By Humphrey Carter
THE British travel industry does not foresee yesterday's blasts sparking British tourists to turn their backs on Spain this year, although the short-break market in Madrid may well suffer in the short term. Corporate Affairs director for the Association of British Travel Agents, Keith Betton, expressed his great sadness and sorrow to the Spanish people yesterday and issued an assurance that many of the millions of British tourists who come here every year, “for whom terrorism has been an everyday feature of their lives,” are used to living with the threat of terrorism. “I hope the Spanish people realise that many Britons have grown up with the threat of terrorism and have lived with the threat of being caught up in a terrorist attack, in particular in the 70*s and 80*s, so we are able to put the situation in perspective. “The chances of a foreigner, or for even that matter a Spaniard, being involved in a terrorist attack is very small,” he said. “I don't see this hitting British tourism, although it may hit the short break market to Madrid in the short term, but it will bounce back. “If you look at New York, we're three years on from 11-S and it is now one of the most popular holiday destination cities in the world,” he added. “A few people may cancel their flights or choose another destination, but the numbers will be insignificant,” Betton told the Bulletin yesterday. “But, while the blasts will have no impact on British tourism to Spain, I will imagine some of the tour operators will be looking to hoteliers for security assurances. “However, as far as I am concerned, I have been impressed by the level of hotel security in Spain with many of the hotels posting security guards on the doors just to keep an eye on people and their comings and goings. “Such a practice makes good sense in general and helps to make the guest feel for secure,” he said. “Security on the doors at the hotel where I stayed in Palma during last November's ABTA convention certainly made me feel safer,” he added.

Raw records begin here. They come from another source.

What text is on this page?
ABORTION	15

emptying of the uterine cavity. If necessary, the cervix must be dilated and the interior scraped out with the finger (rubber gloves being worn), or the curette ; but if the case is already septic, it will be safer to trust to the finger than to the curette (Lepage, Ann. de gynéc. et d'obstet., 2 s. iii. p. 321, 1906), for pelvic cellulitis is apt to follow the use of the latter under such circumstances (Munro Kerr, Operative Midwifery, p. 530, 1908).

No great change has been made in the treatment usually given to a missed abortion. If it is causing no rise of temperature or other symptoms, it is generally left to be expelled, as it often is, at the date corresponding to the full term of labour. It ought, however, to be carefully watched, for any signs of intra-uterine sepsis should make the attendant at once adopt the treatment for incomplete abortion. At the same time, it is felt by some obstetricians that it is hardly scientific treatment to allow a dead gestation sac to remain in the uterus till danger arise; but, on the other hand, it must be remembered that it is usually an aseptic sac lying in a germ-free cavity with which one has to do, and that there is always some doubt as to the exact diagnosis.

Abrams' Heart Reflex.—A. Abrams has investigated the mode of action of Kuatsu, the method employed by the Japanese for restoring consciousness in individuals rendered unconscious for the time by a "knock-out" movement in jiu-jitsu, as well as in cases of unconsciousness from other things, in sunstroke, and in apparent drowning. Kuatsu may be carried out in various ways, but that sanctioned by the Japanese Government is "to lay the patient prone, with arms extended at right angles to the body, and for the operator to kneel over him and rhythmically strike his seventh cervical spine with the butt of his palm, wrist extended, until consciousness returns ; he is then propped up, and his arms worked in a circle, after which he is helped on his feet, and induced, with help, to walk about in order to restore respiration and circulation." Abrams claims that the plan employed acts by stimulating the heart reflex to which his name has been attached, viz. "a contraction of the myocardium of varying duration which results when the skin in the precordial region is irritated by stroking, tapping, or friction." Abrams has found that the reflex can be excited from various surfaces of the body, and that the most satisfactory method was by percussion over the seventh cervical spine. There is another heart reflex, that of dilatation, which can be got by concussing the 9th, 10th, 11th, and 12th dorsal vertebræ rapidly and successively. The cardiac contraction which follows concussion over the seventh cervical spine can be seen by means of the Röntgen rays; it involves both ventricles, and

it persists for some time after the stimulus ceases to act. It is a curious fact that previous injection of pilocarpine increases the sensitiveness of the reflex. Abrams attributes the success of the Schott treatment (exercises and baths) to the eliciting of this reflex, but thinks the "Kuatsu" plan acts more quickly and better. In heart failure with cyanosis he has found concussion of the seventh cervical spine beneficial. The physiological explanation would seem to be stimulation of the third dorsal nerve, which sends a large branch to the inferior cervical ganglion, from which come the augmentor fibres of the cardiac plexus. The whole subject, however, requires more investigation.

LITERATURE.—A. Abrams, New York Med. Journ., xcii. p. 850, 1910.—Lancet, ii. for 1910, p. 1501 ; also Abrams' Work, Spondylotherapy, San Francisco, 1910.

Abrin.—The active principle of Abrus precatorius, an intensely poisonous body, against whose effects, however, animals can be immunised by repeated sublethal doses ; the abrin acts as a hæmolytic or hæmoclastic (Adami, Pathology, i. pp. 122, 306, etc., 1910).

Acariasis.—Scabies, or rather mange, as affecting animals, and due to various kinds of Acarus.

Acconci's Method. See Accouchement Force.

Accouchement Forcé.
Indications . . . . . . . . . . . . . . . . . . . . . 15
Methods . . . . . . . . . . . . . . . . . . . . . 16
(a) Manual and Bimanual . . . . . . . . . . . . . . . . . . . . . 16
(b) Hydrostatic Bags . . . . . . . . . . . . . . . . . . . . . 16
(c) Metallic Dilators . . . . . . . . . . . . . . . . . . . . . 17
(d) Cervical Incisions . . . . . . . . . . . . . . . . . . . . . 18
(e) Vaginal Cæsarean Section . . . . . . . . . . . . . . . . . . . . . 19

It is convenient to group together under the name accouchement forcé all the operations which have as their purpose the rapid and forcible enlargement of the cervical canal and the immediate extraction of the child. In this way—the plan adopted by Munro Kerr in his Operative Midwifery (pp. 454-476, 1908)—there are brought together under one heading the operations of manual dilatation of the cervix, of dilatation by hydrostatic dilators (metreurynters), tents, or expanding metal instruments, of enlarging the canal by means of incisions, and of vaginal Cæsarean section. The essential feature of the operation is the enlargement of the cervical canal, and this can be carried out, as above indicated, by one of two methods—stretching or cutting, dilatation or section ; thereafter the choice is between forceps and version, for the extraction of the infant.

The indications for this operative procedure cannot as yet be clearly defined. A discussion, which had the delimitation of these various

Nevertheless, while the British public are used to terrorism, Betton said that the Balearic tourism authorities need to keep an eye on how the German and Scandinavian markets respond. “These two countries, and even the US, for example, are either not so used to or highly sensitive to terrorism and holidaymakers may reconsider going to Spain this year. “The tourism authorities should not make a big deal out of the situation, but address the issue in a pro-active way and reassure its main satellite markets that everything is being done to ensure the maximum safety and security of visitors to Spain.”